In the field of exploration Europe has the capabilities to position itself among the leaders of future exploration, with benefits also to other space-related sectors and with a significant boost to innovation and competitiveness.
This could start first with Europe establishing itself as a long-term participant in the robotic exploration of Mars together with NASA, including in selected future Mars sample return activities, and as a key player in the next step of human space exploration, using the ISS as outpost and as a base for leading-edge science and technology research and development, with the active contribution of European astronauts.
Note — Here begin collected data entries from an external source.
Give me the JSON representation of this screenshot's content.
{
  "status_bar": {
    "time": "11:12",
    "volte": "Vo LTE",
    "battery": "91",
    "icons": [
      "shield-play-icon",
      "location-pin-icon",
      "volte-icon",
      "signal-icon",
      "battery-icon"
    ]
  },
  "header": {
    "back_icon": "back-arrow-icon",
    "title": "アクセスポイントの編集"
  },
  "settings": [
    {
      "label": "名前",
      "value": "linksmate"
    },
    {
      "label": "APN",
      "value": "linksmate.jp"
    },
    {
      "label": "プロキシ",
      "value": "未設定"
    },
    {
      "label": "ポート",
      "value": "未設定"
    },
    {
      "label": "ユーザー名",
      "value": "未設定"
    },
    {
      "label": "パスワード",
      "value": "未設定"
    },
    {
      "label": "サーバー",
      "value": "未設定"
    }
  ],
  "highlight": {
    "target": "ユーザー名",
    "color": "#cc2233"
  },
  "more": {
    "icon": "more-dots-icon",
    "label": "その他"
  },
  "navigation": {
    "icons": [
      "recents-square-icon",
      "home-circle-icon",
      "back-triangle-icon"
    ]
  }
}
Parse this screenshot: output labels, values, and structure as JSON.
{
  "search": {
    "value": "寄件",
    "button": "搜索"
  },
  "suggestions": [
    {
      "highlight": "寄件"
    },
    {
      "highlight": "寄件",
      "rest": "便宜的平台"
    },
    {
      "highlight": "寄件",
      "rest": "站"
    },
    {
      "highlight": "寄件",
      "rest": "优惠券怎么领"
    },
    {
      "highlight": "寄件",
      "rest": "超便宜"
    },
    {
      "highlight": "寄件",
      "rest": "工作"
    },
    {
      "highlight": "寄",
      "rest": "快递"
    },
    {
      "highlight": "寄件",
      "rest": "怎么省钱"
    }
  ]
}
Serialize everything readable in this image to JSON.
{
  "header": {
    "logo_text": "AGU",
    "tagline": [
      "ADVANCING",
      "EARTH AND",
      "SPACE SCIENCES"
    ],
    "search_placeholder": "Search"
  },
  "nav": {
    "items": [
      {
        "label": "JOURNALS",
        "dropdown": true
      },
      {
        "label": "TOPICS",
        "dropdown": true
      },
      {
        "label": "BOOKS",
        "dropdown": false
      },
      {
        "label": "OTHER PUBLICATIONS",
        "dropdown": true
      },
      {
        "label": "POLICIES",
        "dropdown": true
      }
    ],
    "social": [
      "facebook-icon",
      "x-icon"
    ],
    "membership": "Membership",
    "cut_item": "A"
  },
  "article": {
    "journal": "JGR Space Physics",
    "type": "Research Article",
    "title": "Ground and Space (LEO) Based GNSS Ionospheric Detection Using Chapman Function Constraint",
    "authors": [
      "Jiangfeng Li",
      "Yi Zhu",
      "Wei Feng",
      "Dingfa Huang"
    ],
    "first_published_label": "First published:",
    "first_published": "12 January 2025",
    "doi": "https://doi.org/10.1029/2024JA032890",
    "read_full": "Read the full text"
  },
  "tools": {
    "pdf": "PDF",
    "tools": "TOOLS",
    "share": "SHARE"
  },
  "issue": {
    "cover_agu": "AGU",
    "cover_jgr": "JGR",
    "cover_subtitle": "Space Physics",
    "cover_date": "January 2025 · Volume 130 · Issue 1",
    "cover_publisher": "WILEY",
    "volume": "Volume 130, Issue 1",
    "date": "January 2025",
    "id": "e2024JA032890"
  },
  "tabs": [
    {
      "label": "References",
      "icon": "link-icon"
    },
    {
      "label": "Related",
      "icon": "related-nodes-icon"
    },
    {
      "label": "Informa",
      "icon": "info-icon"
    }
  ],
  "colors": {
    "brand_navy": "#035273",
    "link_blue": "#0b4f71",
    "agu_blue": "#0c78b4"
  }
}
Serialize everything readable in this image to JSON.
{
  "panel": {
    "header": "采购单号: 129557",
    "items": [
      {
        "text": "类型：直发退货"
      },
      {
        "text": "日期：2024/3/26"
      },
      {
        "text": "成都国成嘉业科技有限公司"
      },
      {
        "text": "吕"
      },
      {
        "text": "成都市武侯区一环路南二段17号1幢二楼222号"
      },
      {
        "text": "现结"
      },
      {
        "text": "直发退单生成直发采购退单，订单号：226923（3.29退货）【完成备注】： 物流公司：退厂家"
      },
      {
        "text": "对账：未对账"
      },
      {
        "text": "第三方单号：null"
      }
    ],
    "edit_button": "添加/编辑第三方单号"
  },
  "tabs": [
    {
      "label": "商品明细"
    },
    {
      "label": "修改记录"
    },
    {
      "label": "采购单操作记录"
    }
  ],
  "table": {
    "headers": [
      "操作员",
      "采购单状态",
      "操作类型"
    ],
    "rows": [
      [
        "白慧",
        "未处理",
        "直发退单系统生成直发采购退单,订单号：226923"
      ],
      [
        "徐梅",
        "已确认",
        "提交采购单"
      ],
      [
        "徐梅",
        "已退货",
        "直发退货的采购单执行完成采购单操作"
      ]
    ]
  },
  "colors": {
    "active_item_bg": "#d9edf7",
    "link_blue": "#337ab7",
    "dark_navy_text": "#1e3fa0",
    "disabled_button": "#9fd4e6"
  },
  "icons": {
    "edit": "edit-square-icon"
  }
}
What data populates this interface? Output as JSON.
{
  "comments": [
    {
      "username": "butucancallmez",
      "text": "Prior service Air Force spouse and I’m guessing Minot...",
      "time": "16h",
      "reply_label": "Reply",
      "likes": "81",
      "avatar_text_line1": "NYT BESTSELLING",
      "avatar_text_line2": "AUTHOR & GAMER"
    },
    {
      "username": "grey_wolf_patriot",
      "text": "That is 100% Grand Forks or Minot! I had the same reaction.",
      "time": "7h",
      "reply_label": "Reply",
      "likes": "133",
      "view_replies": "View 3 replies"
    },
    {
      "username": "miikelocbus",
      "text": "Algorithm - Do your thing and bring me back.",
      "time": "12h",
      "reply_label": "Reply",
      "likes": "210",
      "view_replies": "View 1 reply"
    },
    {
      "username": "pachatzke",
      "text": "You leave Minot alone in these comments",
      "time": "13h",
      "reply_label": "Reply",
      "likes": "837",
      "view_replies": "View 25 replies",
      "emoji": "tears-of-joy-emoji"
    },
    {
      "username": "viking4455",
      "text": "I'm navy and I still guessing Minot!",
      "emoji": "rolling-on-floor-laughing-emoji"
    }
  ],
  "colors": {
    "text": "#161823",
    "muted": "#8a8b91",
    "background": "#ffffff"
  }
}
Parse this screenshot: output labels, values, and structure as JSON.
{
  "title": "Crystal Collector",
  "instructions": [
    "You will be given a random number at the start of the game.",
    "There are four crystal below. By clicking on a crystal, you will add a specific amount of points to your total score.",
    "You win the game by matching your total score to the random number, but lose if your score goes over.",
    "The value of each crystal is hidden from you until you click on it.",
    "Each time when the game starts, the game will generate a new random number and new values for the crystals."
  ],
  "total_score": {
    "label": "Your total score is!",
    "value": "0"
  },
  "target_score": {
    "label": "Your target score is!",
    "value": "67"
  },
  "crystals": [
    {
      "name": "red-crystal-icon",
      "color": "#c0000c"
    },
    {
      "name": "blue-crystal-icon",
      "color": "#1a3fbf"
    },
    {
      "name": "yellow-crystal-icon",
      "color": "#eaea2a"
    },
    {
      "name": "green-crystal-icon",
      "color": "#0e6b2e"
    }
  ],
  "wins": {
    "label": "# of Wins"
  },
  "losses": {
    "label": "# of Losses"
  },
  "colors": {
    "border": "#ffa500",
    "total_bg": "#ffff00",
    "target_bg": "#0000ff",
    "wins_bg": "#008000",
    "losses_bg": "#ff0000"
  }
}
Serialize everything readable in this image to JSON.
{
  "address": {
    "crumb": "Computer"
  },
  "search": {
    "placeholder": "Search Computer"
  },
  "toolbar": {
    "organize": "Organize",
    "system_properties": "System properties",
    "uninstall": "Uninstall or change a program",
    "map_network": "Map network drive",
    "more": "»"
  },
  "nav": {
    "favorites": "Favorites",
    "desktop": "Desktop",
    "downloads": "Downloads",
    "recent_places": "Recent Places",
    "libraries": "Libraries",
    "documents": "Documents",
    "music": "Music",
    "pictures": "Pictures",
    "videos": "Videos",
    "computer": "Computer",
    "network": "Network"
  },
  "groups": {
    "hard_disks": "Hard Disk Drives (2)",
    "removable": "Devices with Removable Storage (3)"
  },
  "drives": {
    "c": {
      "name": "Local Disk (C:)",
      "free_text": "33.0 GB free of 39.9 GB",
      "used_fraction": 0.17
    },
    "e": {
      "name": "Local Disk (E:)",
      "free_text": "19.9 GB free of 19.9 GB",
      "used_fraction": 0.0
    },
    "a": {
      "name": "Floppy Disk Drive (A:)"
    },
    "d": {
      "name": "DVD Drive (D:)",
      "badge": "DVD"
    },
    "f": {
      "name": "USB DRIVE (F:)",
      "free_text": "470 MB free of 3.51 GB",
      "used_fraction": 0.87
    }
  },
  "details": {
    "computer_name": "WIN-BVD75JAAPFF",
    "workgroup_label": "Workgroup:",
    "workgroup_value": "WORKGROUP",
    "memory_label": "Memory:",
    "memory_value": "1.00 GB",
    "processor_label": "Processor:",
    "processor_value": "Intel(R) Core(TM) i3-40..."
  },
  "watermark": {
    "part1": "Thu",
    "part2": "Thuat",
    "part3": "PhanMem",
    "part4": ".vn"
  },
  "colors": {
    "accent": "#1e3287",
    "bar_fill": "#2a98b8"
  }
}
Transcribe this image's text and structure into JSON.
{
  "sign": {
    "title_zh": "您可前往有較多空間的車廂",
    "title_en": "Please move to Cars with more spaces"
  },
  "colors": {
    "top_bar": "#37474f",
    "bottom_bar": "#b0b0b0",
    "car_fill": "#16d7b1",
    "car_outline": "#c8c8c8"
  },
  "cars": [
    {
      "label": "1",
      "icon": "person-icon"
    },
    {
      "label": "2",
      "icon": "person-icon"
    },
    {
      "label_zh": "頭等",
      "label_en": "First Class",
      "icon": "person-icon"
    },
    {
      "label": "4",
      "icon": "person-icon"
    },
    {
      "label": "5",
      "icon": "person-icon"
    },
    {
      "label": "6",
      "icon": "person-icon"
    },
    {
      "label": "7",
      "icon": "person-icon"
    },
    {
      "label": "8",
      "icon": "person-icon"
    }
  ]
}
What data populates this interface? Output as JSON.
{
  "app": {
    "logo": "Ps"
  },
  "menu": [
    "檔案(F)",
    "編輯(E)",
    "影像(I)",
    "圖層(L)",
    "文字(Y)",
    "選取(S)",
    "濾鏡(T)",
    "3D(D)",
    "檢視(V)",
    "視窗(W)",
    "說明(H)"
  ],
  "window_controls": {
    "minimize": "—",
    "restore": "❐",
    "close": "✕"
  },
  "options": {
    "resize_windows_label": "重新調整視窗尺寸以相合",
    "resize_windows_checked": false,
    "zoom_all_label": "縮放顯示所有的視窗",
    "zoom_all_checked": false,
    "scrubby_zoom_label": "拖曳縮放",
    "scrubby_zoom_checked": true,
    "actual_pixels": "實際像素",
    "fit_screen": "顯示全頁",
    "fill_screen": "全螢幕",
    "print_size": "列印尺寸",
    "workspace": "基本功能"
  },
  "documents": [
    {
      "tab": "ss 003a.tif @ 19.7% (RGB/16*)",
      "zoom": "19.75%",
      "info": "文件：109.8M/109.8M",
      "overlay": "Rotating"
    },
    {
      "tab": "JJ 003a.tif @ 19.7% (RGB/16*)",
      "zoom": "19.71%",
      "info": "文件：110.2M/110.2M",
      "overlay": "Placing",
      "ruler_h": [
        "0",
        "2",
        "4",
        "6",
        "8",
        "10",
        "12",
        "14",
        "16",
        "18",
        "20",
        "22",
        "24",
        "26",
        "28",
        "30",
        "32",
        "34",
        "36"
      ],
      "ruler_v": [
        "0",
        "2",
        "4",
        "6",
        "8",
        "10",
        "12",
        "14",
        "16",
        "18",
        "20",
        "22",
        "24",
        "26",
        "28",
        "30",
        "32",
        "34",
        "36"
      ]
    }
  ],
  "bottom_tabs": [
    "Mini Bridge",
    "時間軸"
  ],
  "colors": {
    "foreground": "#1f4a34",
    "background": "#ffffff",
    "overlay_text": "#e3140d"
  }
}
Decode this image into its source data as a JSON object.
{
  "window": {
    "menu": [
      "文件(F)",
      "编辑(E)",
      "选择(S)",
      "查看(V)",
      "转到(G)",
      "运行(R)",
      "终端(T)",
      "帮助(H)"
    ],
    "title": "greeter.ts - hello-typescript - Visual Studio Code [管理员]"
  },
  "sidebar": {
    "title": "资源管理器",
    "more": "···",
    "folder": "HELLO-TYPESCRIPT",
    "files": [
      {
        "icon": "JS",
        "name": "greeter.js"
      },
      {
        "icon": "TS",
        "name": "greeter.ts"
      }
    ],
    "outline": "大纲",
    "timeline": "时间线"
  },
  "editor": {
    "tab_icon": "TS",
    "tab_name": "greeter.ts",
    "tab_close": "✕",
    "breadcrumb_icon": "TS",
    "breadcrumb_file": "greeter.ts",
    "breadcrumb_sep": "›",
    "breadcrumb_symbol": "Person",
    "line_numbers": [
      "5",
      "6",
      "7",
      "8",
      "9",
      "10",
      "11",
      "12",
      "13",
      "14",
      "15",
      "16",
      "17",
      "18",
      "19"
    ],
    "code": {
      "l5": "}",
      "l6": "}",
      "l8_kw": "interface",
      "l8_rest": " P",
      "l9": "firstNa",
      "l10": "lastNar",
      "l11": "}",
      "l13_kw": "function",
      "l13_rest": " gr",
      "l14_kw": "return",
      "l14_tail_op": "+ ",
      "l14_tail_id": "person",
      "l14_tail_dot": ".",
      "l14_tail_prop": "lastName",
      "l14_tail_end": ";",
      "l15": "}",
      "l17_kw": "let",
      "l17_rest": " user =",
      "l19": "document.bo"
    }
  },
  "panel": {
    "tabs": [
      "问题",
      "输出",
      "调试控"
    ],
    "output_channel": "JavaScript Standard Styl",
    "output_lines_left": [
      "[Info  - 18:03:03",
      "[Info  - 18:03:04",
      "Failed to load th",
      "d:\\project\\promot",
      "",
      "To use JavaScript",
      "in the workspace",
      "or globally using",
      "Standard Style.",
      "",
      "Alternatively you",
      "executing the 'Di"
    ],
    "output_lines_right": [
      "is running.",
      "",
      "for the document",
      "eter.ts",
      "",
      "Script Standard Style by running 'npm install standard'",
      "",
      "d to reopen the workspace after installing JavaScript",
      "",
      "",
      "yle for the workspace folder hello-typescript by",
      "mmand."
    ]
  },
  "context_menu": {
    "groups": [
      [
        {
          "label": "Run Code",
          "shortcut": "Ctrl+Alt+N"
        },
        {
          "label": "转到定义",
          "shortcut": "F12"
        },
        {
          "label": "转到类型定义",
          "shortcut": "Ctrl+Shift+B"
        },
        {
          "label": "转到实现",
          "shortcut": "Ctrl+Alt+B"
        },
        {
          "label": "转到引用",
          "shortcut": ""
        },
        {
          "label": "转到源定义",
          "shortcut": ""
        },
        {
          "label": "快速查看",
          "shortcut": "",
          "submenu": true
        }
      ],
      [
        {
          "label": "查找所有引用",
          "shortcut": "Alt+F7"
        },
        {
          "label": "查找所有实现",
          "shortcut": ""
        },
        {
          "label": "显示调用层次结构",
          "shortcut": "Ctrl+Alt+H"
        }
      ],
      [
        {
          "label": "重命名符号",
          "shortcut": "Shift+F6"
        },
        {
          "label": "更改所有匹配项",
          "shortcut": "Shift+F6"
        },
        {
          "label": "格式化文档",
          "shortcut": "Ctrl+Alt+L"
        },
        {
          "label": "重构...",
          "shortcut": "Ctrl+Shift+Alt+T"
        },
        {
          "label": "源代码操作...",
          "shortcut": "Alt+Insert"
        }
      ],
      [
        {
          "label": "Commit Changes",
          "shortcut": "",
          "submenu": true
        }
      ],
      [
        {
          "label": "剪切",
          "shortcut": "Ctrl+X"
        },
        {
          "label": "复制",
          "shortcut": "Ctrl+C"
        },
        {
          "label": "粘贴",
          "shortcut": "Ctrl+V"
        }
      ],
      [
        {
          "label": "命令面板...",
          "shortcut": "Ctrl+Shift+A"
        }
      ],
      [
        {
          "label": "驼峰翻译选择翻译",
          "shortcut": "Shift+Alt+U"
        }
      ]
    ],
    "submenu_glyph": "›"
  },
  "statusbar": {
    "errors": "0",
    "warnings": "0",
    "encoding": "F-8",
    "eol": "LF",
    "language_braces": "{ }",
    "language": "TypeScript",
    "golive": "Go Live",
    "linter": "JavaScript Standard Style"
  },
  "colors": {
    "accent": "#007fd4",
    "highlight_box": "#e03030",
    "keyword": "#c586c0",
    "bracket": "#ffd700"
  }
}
In addition, Europe should establish the basis for achieving a key role in space transportation and related communications, by developing relevant operational capabilities.
In addition, Europe should establish the basis for achieving a key role in space transportation and related communications, by developing relevant operational capabilities.
We will ensure that Europe is supplied with space applications serving citizens’ needs in operational global monitoring and navigation services, along with telecommunications and meteorology, which are exploited on a daily basis by citizens and decision makers.
Meanwhile ESA will be developing state-of-the-art next generation systems in conjunction with the satellite operators and beginning to develop completely novel satellite applications. These operational systems will be fully integrated with terrestrial ICT and developments will be well advanced with the aim of providing rapid responses to a range of user needs for security-related systems, for the protection of Europe and Europe’s pursuit of global stability.
Contributing in turn to the protection of these systems, there will be a comprehensive operational Space Situational Awareness (SSA) system, managed by dedicated operators and under the leadership of the EU.
Scientific discovery in space must continue to be a driver for European industrial competitiveness and technological excellence. Innovation in the manufacturing sector and, in particular, in the service sector will maximise the economic return from public investment in space. We will take further steps to improve the way we manage ESA and work with industry in order to facilitate this goal.
We must consolidate Europe’s capacity to act more independently, in order to strengthen its role in international partnership and global competition. This requires a prolonged strengthening of the European technological base, especially in critical technologies.
Our ambition for independence of action in space, guaranteed access, relies equally on improving the competitiveness of the family of European launch services as it does on developing the next generation of launchers, to be operative beyond 2025, with a step-change in efficiency.